Post-disaster planning demands swift yet quality-conscious decision-making under extreme time pressure and cognitive load, conditions under which conventional approaches frequently fail. While extensive research addresses site selection through multi-criteria decision analysis and GIS-based methods, a critical gap persists in the computational generation of internal site layouts that algorithmically integrate humanitarian spatial standards from multiple institutional sources. This study develops a generative design framework integrating parametric modelling with multi-objective evolutionary optimisation to address this gap. It translates qualitative standards from the SPHERE Association, UNHCR, and national guidelines into quantitative design parameters for temporary housing areas. The methodology proceeds in three stages: (1) systematic extraction and synthesis of spatial parameters from international (SPHERE, UNHCR) and national (AFAD, Chamber of Urban Planners) sources; (2) parametric modelling in Rhino-Grasshopper® to encode design parameters; (3) multi-objective optimisation using NSGA-II genetic algorithms to balance shelter capacity maximisation and 500-m pedestrian accessibility to service hubs.
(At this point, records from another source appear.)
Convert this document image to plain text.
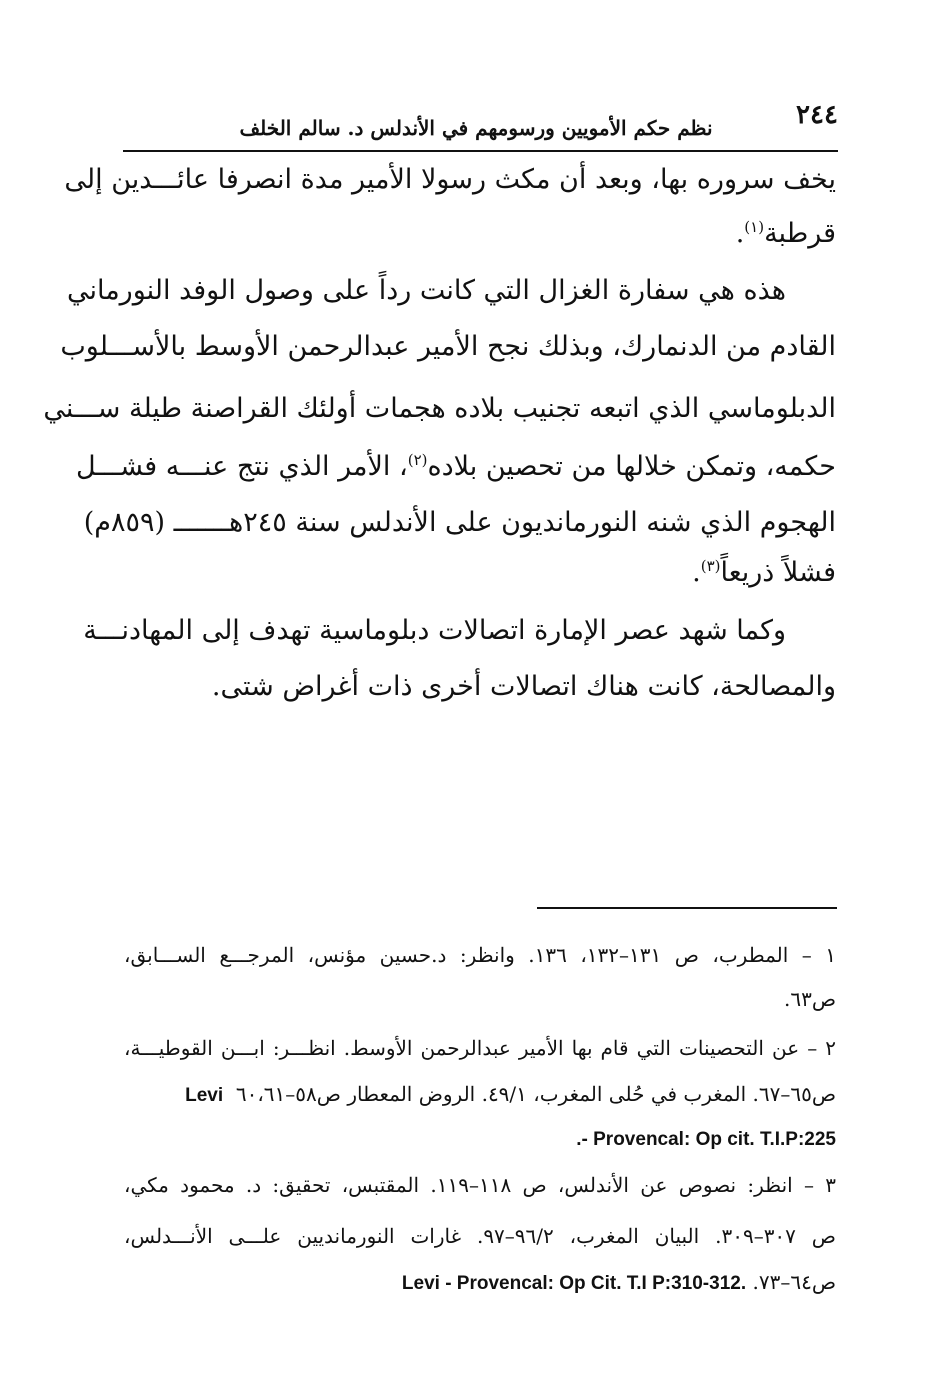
٢٤٤
نظم حكم الأمويين ورسومهم في الأندلس د. سالم الخلف
يخف سروره بها، وبعد أن مكث رسولا الأمير مدة انصرفا عائـــدين إلى
قرطبة$^{(١)}$.
هذه هي سفارة الغزال التي كانت رداً على وصول الوفد النورماني
القادم من الدنمارك، وبذلك نجح الأمير عبدالرحمن الأوسط بالأســـلوب
الدبلوماسي الذي اتبعه تجنيب بلاده هجمات أولئك القراصنة طيلة ســـني
حكمه، وتمكن خلالها من تحصين بلاده$^{(٢)}$، الأمر الذي نتج عنـــه فشـــل
الهجوم الذي شنه النورمانديون على الأندلس سنة ٢٤٥هـــــــ (٨٥٩م)
فشلاً ذريعاً$^{(٣)}$.
وكما شهد عصر الإمارة اتصالات دبلوماسية تهدف إلى المهادنـــة
والمصالحة، كانت هناك اتصالات أخرى ذات أغراض شتى.
١ – المطرب، ص ١٣١–١٣٢، ١٣٦. وانظر: د.حسين مؤنس، المرجـــع الســـابق،
ص٦٣.
٢ – عن التحصينات التي قام بها الأمير عبدالرحمن الأوسط. انظـــر: ابـــن القوطيـــة،
ص٦٥–٦٧. المغرب في حُلى المغرب، ٤٩/١. الروض المعطار ص٥٨–٦٠،٦١  Levi
.- Provencal: Op cit. T.I.P:225
٣ – انظر: نصوص عن الأندلس، ص ١١٨–١١٩. المقتبس، تحقيق: د. محمود مكي،
ص ٣٠٧–٣٠٩. البيان المغرب، ٩٦/٢–٩٧. غارات النورمانديين علـــى الأنـــدلس،
ص٦٤–٧٣. Levi - Provencal: Op Cit. T.I P:310-312.
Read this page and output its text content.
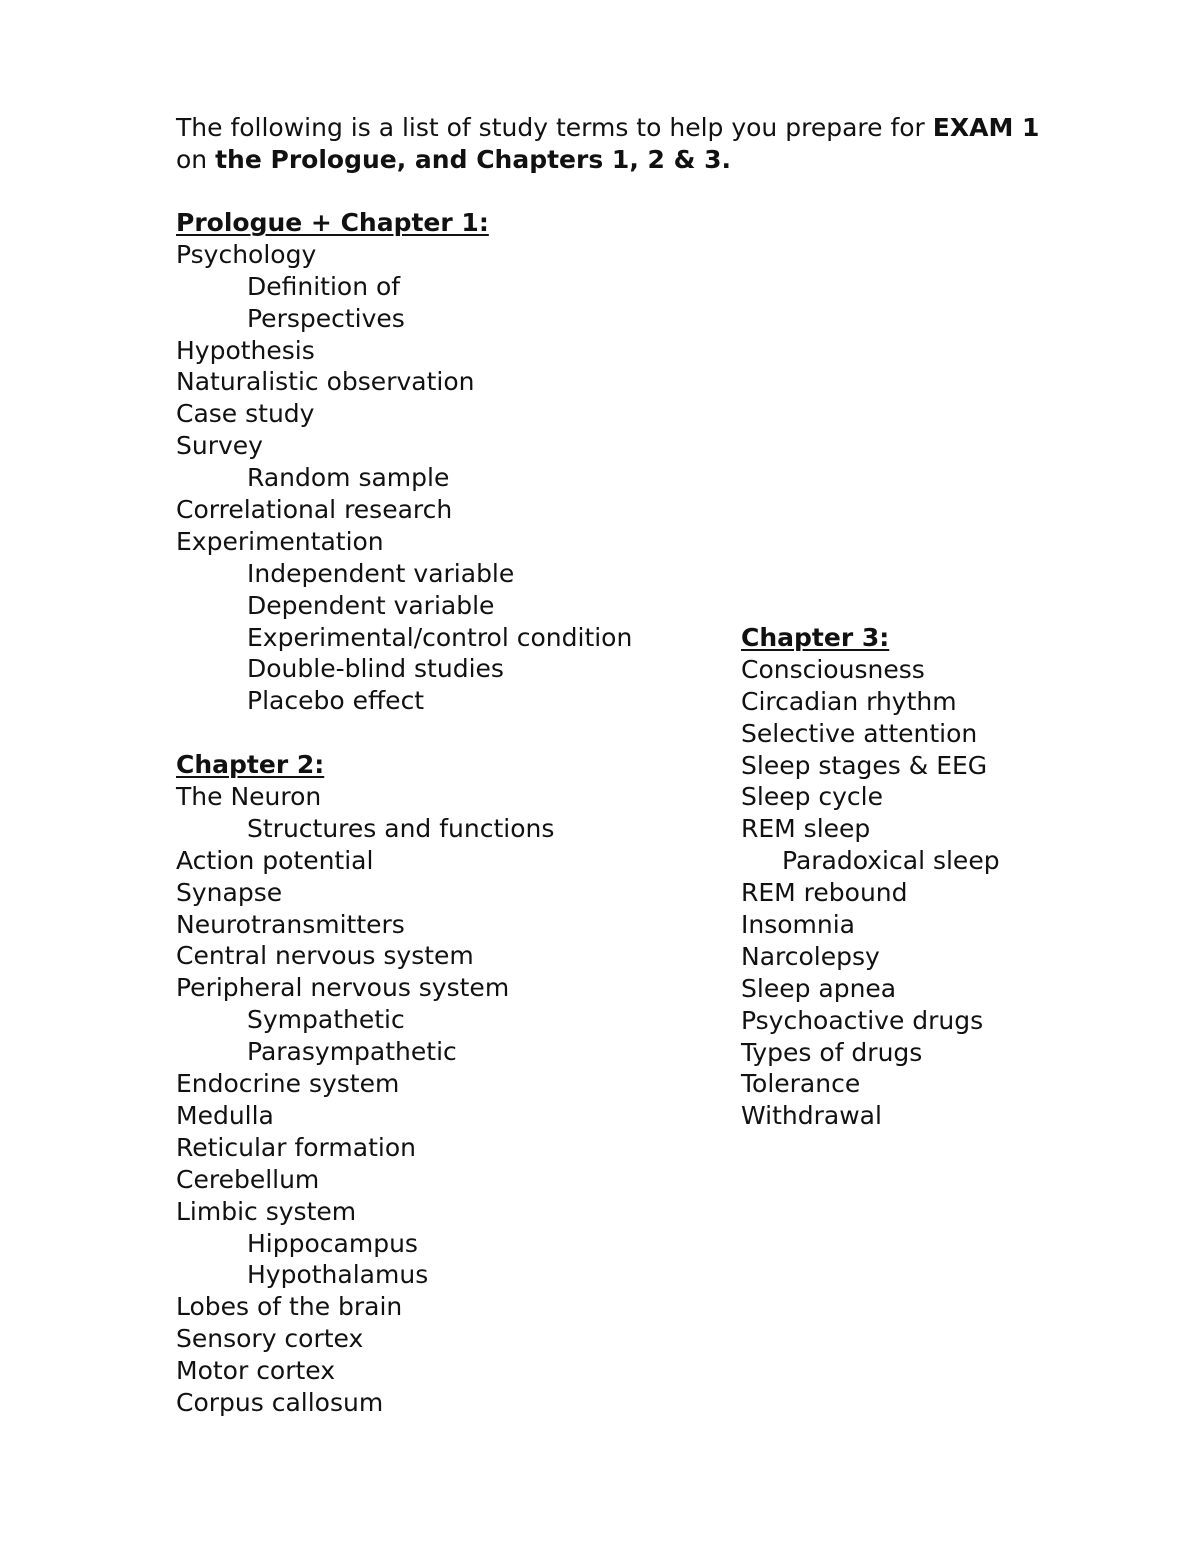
The following is a list of study terms to help you prepare for EXAM 1
on the Prologue, and Chapters 1, 2 & 3.

Prologue + Chapter 1:
Psychology
Definition of
Perspectives
Hypothesis
Naturalistic observation
Case study
Survey
Random sample
Correlational research
Experimentation
Independent variable
Dependent variable
Experimental/control condition
Double-blind studies
Placebo effect
Chapter 2:
The Neuron
Structures and functions
Action potential
Synapse
Neurotransmitters
Central nervous system
Peripheral nervous system
Sympathetic
Parasympathetic
Endocrine system
Medulla
Reticular formation
Cerebellum
Limbic system
Hippocampus
Hypothalamus
Lobes of the brain
Sensory cortex
Motor cortex
Corpus callosum
Chapter 3:
Consciousness
Circadian rhythm
Selective attention
Sleep stages & EEG
Sleep cycle
REM sleep
Paradoxical sleep
REM rebound
Insomnia
Narcolepsy
Sleep apnea
Psychoactive drugs
Types of drugs
Tolerance
Withdrawal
Applied to Ümraniye National Garden, a pre-designated 15-ha temporary housing site in Istanbul, the framework generated 2500 design alternatives, identifying 50 Pareto-optimal configurations spanning capacity-accessibility trade-offs from high-density solutions (1737 units, 19% accessible within 500 m) to accessibility-optimised layouts (1222 units, 92% accessible). This research contributes a replicable, standards-informed computational workflow that systematically reconciles multi-source humanitarian standards and generates site layouts through multi-objective optimisation, advancing beyond component-level optimisation and evaluation-focused approaches. By providing decision-makers with diverse Pareto-optimal alternatives rather than single predetermined solutions, the framework shifts temporary housing design from static manual drafting toward agile, evidence-based generative processes suitable for crisis decision-making contexts.